= Three-dimensional beamforming =

Three-dimensional beamforming (3DBF), full dimension MIMO or tilt angle adaptation is an interference coordination method in cellular networks and radar systems which brings significant improvements in comparison with conventional 2D beamforming techniques. Most beamforming schemes currently employed in wireless cellular networks control the beam pattern radiation in the horizontal plane.
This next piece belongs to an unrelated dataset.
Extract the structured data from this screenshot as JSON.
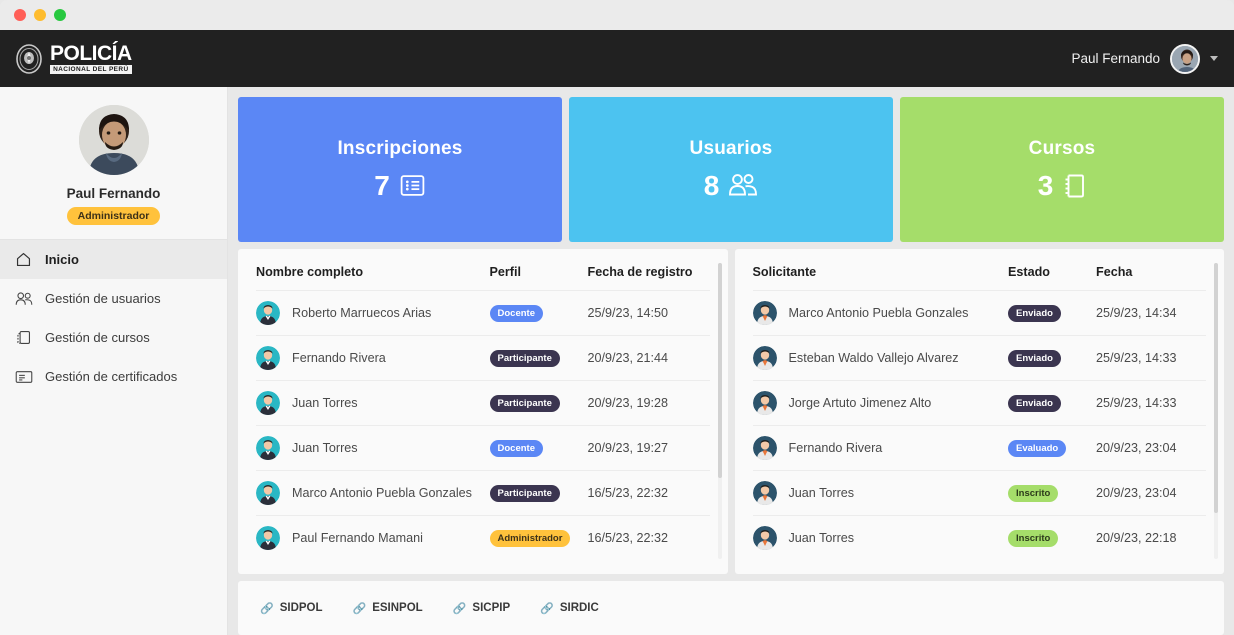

In contrast to such two-dimensional beamforming (2DBF), 3DBF adapts the radiation beam pattern in both elevation and azimuth planes to provide more degrees of freedom in supporting users.
By utilizing information on angle of arrival (AoA) of users provided by suitable antenna hardware such as sector antenna or planar array in both elevation and azimuth planes and estimating direction of arrival (DoA) of each users' signal, base station is capable of distinguishing different users using proper beamforming and also steering the array's beam to a desired direction which optimizes some preferred performance metric of the network.

== Different types of 3DBF ==
Depending on the way that the antenna downtilt is changed, 3DBF can be classified into two categories:
- Static 3DBF refers to a system where the antenna tilt at the BS is set to a fixed value according to some statistical metrics.
- Dynamic 3DBF that steers the BS antenna tilting angle instantaneously according to specific user locations.